Transcription de l'allocution de Pierre foucher

Monsieur le Ministre,
Monsieur le Maire,
Monsieur le Président du Conseil supérieur de la langue française,
Mesdames et Messieurs, chers invités,

Permettez-moi tout d'abord de remercier les membres du jury d'avoir retenu ma candidature pour l'Ordre des francophones d'Amérique, et au Conseil supérieur de la langue française de me l'accorder. Merci aussi aux doyennes de droit civil et de common law de l'Université d'Ottawa d'avoir proposé ma candidature, et aux répondants ou répondantes qui l'ont appuyée.

L'Ordre des francophones d'Amérique souligne les efforts de personnes passionnées qui mettent leur talent et leurs énergies à maintenir, à promouvoir et à transmettre une langue et une culture sur un continent dont le monde, y compris une majorité de ceux et celles qui l'habitent, pense qu'il est unilingue et devrait le rester. En consultant la liste des membres de l'Ordre, j'ai pu constater que je m'y retrouvais en illustre compagnie.

J'ai commencé l'enseignement universitaire en 1980, année au cours de laquelle le premier ministre Trudeau lançait son opération de rapatriement de la Constitution et de l'adoption d'une charte des droits qui comprenait des droits linguistiques et scolaires. J'ai donc vite été plongé dans la marmite des droits linguistiques et j'ai participé aux grands débats constitutionnels de la décennie 1980, cherchant du mieux possible à faire entendre, sur le plan juridique, la voix des francophones qu'on appelait, à l’époque, « hors Québec ». Je me suis aussi efforcé, surtout ces dernières années, de créer des ponts avec mes collègues de disciplines apparentées au droit, puisque ces questions ne sauraient être la chasse gardée des seuls juristes. Je suis fier d'avoir presque toujours écrit, enseigné et prononcé mes conférences uniquement en français.

C'est toutefois le dossier des écoles qui me procure le plus de satisfaction. Je suis arrivé à Moncton au moment où seules quelques écoles du Nouveau-Brunswick et de l'Est ontarien dispensaient un enseignement en français de la maternelle à la fin du secondaire. Ailleurs, les programmes étaient bilingues et conduisaient à l'assimilation rapide à la majorité anglophone. J'ai donc rencontré des parents et des militants dans chaque province et territoire pour leur expliquer leurs droits.

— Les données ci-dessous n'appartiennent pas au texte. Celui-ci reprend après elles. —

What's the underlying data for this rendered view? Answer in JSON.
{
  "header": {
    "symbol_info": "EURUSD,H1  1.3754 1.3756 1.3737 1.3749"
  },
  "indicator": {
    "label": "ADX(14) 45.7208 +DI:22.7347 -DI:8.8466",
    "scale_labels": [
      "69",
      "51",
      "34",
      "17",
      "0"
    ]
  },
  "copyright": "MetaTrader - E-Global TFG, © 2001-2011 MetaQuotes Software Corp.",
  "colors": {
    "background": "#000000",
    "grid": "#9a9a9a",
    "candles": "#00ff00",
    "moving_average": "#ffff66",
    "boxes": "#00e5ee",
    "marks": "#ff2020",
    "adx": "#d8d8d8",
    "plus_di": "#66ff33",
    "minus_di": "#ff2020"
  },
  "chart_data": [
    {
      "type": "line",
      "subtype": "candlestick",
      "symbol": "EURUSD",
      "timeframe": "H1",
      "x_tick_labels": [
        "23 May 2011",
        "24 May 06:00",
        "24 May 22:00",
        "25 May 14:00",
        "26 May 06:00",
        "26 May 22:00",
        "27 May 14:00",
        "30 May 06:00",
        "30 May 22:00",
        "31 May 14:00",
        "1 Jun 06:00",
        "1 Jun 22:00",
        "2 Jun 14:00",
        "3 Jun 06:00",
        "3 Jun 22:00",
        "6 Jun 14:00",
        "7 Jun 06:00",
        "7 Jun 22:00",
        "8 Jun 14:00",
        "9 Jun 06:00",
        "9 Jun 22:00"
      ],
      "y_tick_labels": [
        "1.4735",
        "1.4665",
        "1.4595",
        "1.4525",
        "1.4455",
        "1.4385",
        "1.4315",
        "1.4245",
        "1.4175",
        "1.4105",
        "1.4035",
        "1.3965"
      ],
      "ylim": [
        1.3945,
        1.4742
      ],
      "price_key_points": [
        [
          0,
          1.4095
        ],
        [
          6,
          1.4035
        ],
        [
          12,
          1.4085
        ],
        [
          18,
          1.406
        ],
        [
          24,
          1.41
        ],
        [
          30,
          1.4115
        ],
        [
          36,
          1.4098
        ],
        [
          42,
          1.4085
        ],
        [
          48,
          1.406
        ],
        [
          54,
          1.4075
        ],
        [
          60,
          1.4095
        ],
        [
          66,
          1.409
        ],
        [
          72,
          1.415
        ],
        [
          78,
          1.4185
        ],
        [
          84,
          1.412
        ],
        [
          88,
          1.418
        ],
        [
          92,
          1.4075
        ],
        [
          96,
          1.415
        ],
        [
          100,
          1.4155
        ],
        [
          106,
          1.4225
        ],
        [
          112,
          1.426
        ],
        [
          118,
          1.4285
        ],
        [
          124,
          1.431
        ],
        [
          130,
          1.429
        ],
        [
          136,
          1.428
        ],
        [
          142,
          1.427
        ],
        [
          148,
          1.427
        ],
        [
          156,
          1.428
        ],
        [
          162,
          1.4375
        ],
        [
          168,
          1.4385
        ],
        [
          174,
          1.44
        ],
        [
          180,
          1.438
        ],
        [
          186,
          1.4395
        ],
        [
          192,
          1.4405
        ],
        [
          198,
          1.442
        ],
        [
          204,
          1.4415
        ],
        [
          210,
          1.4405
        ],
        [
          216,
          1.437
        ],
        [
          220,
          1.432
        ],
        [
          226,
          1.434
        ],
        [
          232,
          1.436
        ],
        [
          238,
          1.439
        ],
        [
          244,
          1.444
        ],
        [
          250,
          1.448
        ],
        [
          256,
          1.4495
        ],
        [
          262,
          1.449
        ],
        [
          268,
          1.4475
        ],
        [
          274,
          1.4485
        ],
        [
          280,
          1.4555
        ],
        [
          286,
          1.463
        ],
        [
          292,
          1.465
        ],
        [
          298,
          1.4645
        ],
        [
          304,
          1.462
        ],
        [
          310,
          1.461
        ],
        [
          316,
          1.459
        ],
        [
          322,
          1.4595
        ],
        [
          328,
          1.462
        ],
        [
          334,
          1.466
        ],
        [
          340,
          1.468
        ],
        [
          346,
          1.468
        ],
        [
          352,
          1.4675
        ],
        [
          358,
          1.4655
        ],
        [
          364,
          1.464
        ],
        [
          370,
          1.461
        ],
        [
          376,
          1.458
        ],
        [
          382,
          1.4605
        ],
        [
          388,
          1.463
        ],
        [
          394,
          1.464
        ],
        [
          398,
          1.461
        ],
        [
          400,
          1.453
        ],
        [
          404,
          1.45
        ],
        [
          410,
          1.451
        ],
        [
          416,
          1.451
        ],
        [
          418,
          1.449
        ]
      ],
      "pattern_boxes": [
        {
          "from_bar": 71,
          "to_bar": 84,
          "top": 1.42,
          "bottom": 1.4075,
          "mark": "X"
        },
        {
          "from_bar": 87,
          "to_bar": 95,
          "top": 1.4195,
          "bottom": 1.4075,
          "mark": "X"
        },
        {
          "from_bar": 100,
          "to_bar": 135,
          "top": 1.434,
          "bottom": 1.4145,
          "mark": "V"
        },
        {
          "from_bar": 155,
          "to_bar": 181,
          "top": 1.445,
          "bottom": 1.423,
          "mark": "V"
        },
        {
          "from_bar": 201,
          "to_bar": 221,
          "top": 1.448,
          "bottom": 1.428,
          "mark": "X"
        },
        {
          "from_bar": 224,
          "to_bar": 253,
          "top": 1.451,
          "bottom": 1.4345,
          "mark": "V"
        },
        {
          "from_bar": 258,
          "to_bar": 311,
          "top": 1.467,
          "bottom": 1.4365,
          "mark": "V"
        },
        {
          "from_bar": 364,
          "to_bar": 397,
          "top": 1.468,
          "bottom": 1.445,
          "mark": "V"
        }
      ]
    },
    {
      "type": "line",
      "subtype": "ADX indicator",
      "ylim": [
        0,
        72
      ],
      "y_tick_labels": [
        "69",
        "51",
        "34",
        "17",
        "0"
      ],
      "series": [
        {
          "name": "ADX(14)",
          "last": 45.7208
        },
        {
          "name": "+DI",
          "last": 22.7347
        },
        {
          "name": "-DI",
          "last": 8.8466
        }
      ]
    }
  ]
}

Le message, semble-t-il, a été entendu : après une multitude de procès, 28 conseils scolaires francophones administrent maintenant plus de 650 écoles homogènes de langue française qui regroupent au-delà de 160 000 élèves, et des divisions de l'enseignement en français existent dans chaque ministère de l'Éducation; des facultés d'éducation accueillent et forment les enseignants et enseignantes de ce réseau, et nous sommes devenus des experts mondiaux dans la pédagogie en milieu minoritaire. Mais, surtout, ces jeunes dans nos écoles sont la francophonie de demain.

Quant à la francophonie d'aujourd’hui, je vois maintenant mes anciennes étudiantes et mes anciens étudiants diriger des entreprises, faire carrière dans les fonctions publiques, présider des associations, plaider des dossiers en droits linguistiques, être nommés juges, pratiquer le droit, entrer en politique, bref, contribuer à leur tour à la société. Leur défi, comme celui de nos enfants et de tous les enfants du monde, sera de conserver leur héritage, leur langue, leur culture et leur identité en la métissant à celle des autres francophonies, voire à celle des autres langues, qui cohabiteront maintenant avec nous, tandis que dans un avenir rapproché, l'anglais, cette lingua franca du XXIe siècle, continuera de régir les relations internationales.

La francophonie d’Amérique, c'est un effort de chaque instant. L'Ordre des francophones d'Amérique m'encourage à le poursuivre à vos côtés.